If you live in Indiana, there's a good chance you are unhappy.
That's the conclusion of an "Unhappy Cities" study done by researchers from Harvard University and the University of British Columbia.
The research compiled data from the Behavioral Risk Factor Surveillance System from the Centers for Disease Control and Prevention and adjusted it to factor in demographics, such as race, income, sex and age.
Three Indiana metropolitan areas rank in the bottom 10 for happiness, with South Bend ranked as the No. 3 least happy city in the U.S.
Evansville was ranked as the No. 5 least happy city, and Gary is the ninth least happy city, the results showed.
Fort Wayne and Indianapolis are also near the bottom of the happiness list, with Indianapolis scoring as the 6th most unhappy city with a population larger than 1 million.
Cities that border Indiana are also largely unhappy, including Cincinnati and Louisville, according to the study.
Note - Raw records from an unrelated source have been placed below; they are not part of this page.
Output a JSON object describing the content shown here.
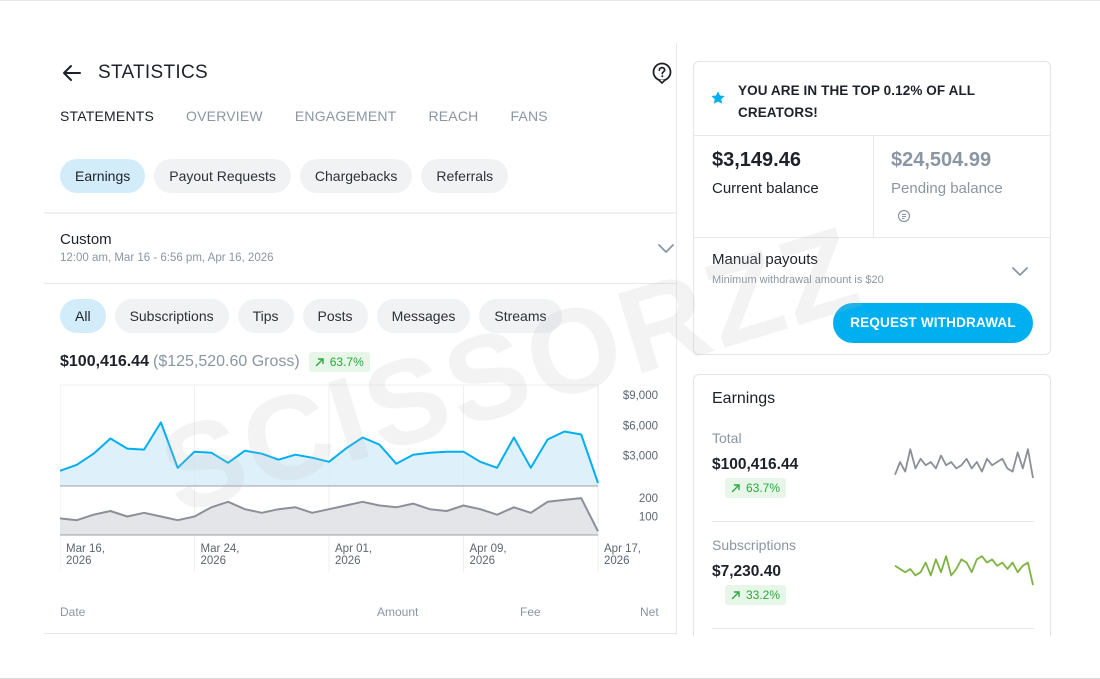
{
  "header": {
    "title": "STATISTICS"
  },
  "tabs": [
    {
      "label": "STATEMENTS",
      "active": true
    },
    {
      "label": "OVERVIEW",
      "active": false
    },
    {
      "label": "ENGAGEMENT",
      "active": false
    },
    {
      "label": "REACH",
      "active": false
    },
    {
      "label": "FANS",
      "active": false
    }
  ],
  "type_chips": [
    {
      "label": "Earnings",
      "active": true
    },
    {
      "label": "Payout Requests",
      "active": false
    },
    {
      "label": "Chargebacks",
      "active": false
    },
    {
      "label": "Referrals",
      "active": false
    }
  ],
  "period": {
    "label": "Custom",
    "range": "12:00 am, Mar 16 - 6:56 pm, Apr 16, 2026"
  },
  "filter_chips": [
    {
      "label": "All",
      "active": true
    },
    {
      "label": "Subscriptions",
      "active": false
    },
    {
      "label": "Tips",
      "active": false
    },
    {
      "label": "Posts",
      "active": false
    },
    {
      "label": "Messages",
      "active": false
    },
    {
      "label": "Streams",
      "active": false
    }
  ],
  "summary": {
    "net": "$100,416.44",
    "gross": "($125,520.60 Gross)",
    "trend": "63.7%"
  },
  "chart_data": {
    "type": "area",
    "x_ticks": [
      "Mar 16,\n2026",
      "Mar 24,\n2026",
      "Apr 01,\n2026",
      "Apr 09,\n2026",
      "Apr 17,\n2026"
    ],
    "amount_series": {
      "y_ticks": [
        "$9,000",
        "$6,000",
        "$3,000"
      ],
      "ylim": [
        0,
        10000
      ],
      "values": [
        1500,
        2100,
        3200,
        4700,
        3700,
        3600,
        6300,
        1800,
        3400,
        3300,
        2300,
        3500,
        3200,
        2600,
        3100,
        2800,
        2400,
        3700,
        4800,
        4100,
        2200,
        3100,
        3300,
        3400,
        3400,
        2400,
        1800,
        4800,
        1800,
        4600,
        5400,
        5100,
        300
      ]
    },
    "count_series": {
      "y_ticks": [
        "200",
        "100"
      ],
      "ylim": [
        0,
        260
      ],
      "values": [
        90,
        80,
        110,
        130,
        100,
        120,
        100,
        80,
        100,
        150,
        180,
        140,
        120,
        140,
        150,
        120,
        140,
        160,
        180,
        160,
        150,
        170,
        140,
        130,
        160,
        140,
        110,
        150,
        120,
        180,
        190,
        200,
        20
      ]
    }
  },
  "table_head": {
    "date": "Date",
    "amount": "Amount",
    "fee": "Fee",
    "net": "Net"
  },
  "balance": {
    "top_text_line1": "YOU ARE IN THE TOP 0.12% OF ALL",
    "top_text_line2": "CREATORS!",
    "current_amount": "$3,149.46",
    "current_label": "Current balance",
    "pending_amount": "$24,504.99",
    "pending_label": "Pending balance",
    "payout_title": "Manual payouts",
    "payout_sub": "Minimum withdrawal amount is $20",
    "withdraw_label": "REQUEST WITHDRAWAL"
  },
  "earnings": {
    "title": "Earnings",
    "items": [
      {
        "label": "Total",
        "value": "$100,416.44",
        "trend": "63.7%",
        "spark": [
          0.1,
          0.5,
          0.2,
          0.9,
          0.3,
          0.6,
          0.4,
          0.5,
          0.3,
          0.7,
          0.4,
          0.5,
          0.3,
          0.4,
          0.6,
          0.3,
          0.5,
          0.2,
          0.6,
          0.4,
          0.5,
          0.6,
          0.3,
          0.2,
          0.8,
          0.3,
          0.9,
          0.0
        ]
      },
      {
        "label": "Subscriptions",
        "value": "$7,230.40",
        "trend": "33.2%",
        "spark": [
          0.6,
          0.5,
          0.4,
          0.5,
          0.3,
          0.4,
          0.7,
          0.3,
          0.8,
          0.4,
          0.9,
          0.3,
          0.5,
          0.8,
          0.7,
          0.4,
          0.8,
          0.9,
          0.7,
          0.8,
          0.6,
          0.7,
          0.5,
          0.7,
          0.4,
          0.6,
          0.7,
          0.0
        ]
      }
    ]
  },
  "watermark": "SCISSORZZ",
  "colors": {
    "accent": "#00aff0",
    "area_fill": "#d3ecfa",
    "gray_line": "#8a8f98",
    "green": "#2ba93a",
    "spark_green": "#7cb342"
  }
}
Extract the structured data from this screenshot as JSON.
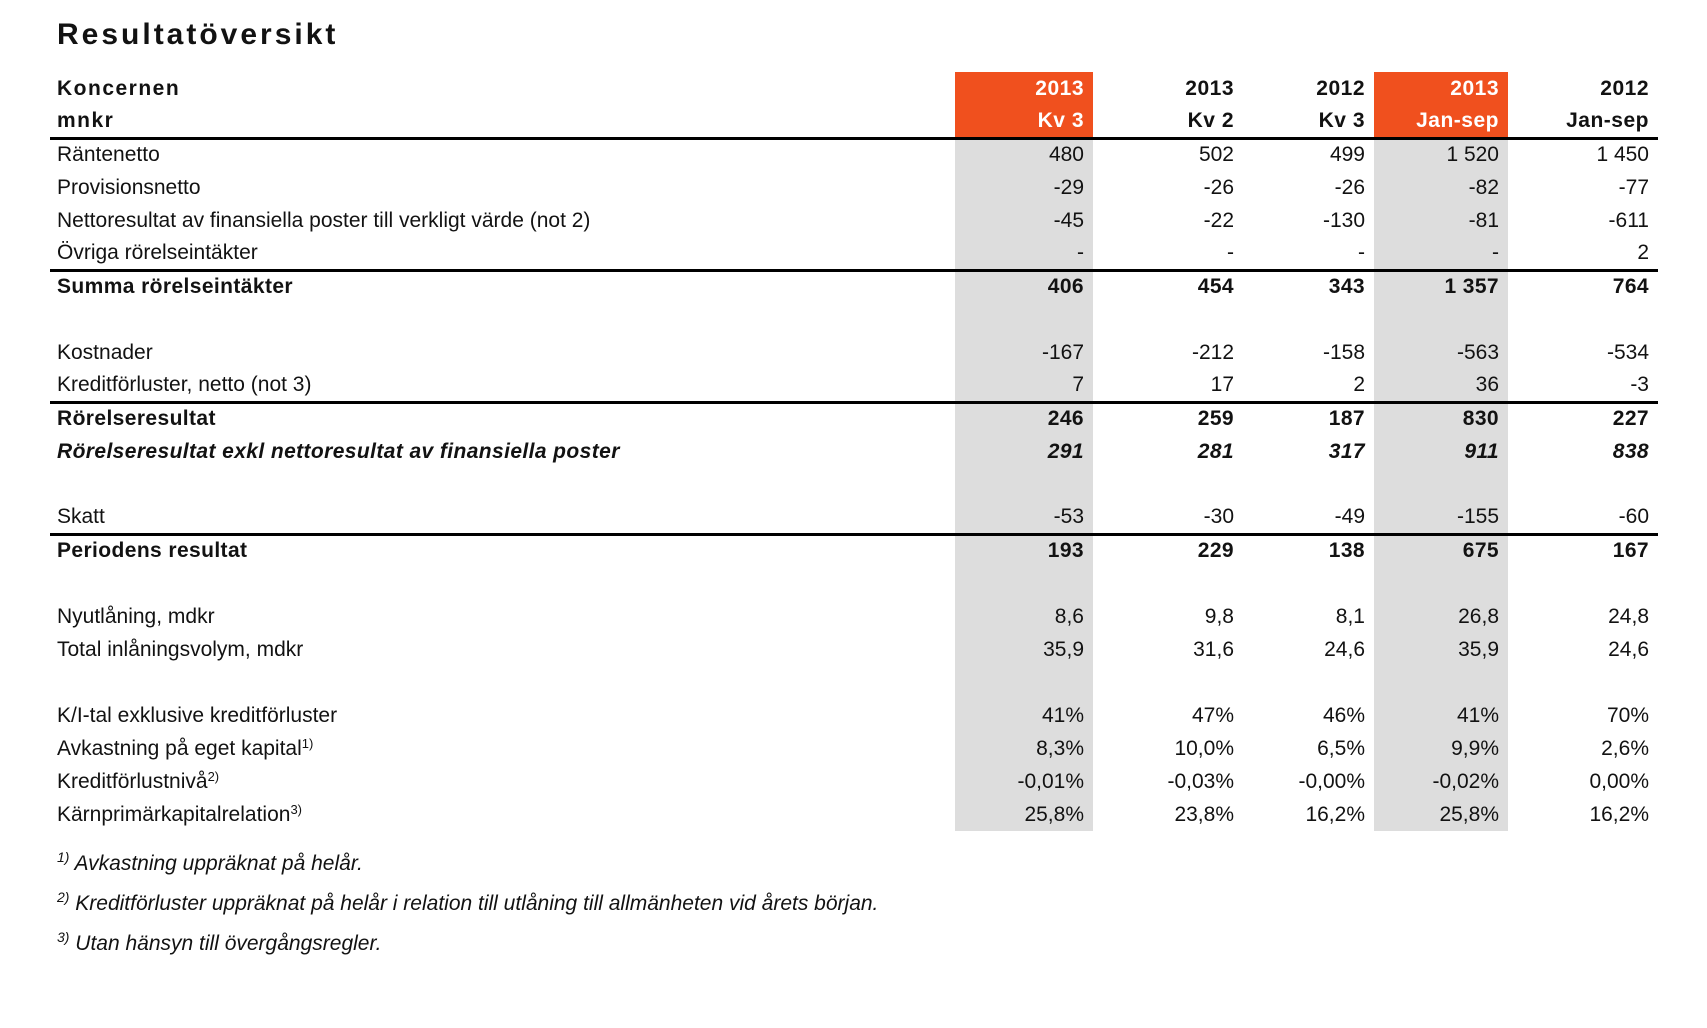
{
  "page": {
    "title": "Resultatöversikt"
  },
  "table": {
    "group_label": "Koncernen",
    "unit_label": "mnkr",
    "columns": [
      {
        "year": "2013",
        "period": "Kv 3",
        "highlighted": true
      },
      {
        "year": "2013",
        "period": "Kv 2",
        "highlighted": false
      },
      {
        "year": "2012",
        "period": "Kv 3",
        "highlighted": false
      },
      {
        "year": "2013",
        "period": "Jan-sep",
        "highlighted": true
      },
      {
        "year": "2012",
        "period": "Jan-sep",
        "highlighted": false
      }
    ],
    "rows": [
      {
        "label": "Räntenetto",
        "values": [
          "480",
          "502",
          "499",
          "1 520",
          "1 450"
        ]
      },
      {
        "label": "Provisionsnetto",
        "values": [
          "-29",
          "-26",
          "-26",
          "-82",
          "-77"
        ]
      },
      {
        "label": "Nettoresultat av finansiella poster till verkligt värde (not 2)",
        "values": [
          "-45",
          "-22",
          "-130",
          "-81",
          "-611"
        ]
      },
      {
        "label": "Övriga rörelseintäkter",
        "values": [
          "-",
          "-",
          "-",
          "-",
          "2"
        ],
        "rule_below": true
      },
      {
        "label": "Summa rörelseintäkter",
        "bold": true,
        "values": [
          "406",
          "454",
          "343",
          "1 357",
          "764"
        ]
      },
      {
        "spacer": true
      },
      {
        "label": "Kostnader",
        "values": [
          "-167",
          "-212",
          "-158",
          "-563",
          "-534"
        ]
      },
      {
        "label": "Kreditförluster, netto (not 3)",
        "values": [
          "7",
          "17",
          "2",
          "36",
          "-3"
        ],
        "rule_below": true
      },
      {
        "label": "Rörelseresultat",
        "bold": true,
        "values": [
          "246",
          "259",
          "187",
          "830",
          "227"
        ]
      },
      {
        "label": "Rörelseresultat exkl nettoresultat av finansiella poster",
        "bold": true,
        "italic": true,
        "values": [
          "291",
          "281",
          "317",
          "911",
          "838"
        ]
      },
      {
        "spacer": true
      },
      {
        "label": "Skatt",
        "values": [
          "-53",
          "-30",
          "-49",
          "-155",
          "-60"
        ],
        "rule_below": true
      },
      {
        "label": "Periodens resultat",
        "bold": true,
        "values": [
          "193",
          "229",
          "138",
          "675",
          "167"
        ]
      },
      {
        "spacer": true
      },
      {
        "label": "Nyutlåning, mdkr",
        "values": [
          "8,6",
          "9,8",
          "8,1",
          "26,8",
          "24,8"
        ]
      },
      {
        "label": "Total inlåningsvolym, mdkr",
        "values": [
          "35,9",
          "31,6",
          "24,6",
          "35,9",
          "24,6"
        ]
      },
      {
        "spacer": true
      },
      {
        "label": "K/I-tal exklusive kreditförluster",
        "values": [
          "41%",
          "47%",
          "46%",
          "41%",
          "70%"
        ]
      },
      {
        "label": "Avkastning på eget kapital",
        "sup": "1)",
        "values": [
          "8,3%",
          "10,0%",
          "6,5%",
          "9,9%",
          "2,6%"
        ]
      },
      {
        "label": "Kreditförlustnivå",
        "sup": "2)",
        "values": [
          "-0,01%",
          "-0,03%",
          "-0,00%",
          "-0,02%",
          "0,00%"
        ]
      },
      {
        "label": "Kärnprimärkapitalrelation",
        "sup": "3)",
        "values": [
          "25,8%",
          "23,8%",
          "16,2%",
          "25,8%",
          "16,2%"
        ]
      }
    ]
  },
  "footnotes": [
    {
      "marker": "1)",
      "text": "Avkastning uppräknat på helår."
    },
    {
      "marker": "2)",
      "text": "Kreditförluster uppräknat på helår i relation till utlåning till allmänheten vid årets början."
    },
    {
      "marker": "3)",
      "text": "Utan hänsyn till övergångsregler."
    }
  ],
  "colors": {
    "accent_orange": "#F0501E",
    "column_shade": "#DDDDDD",
    "rule_black": "#000000"
  }
}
If that weren't enough, rural areas of Indiana also rank high on the unhappiness list.
The study determined that the happiest parts of the U.S. include most of Louisiana, rural areas of Georgia and most of Colorado.
New York City was ranked as the least happy large city.
Aside from Indiana, pockets of Ohio, Kentucky, Michigan and Pennsylvania rank among least happy states.
The study was based on CDC data from 2005-2009 before demographic adjustments.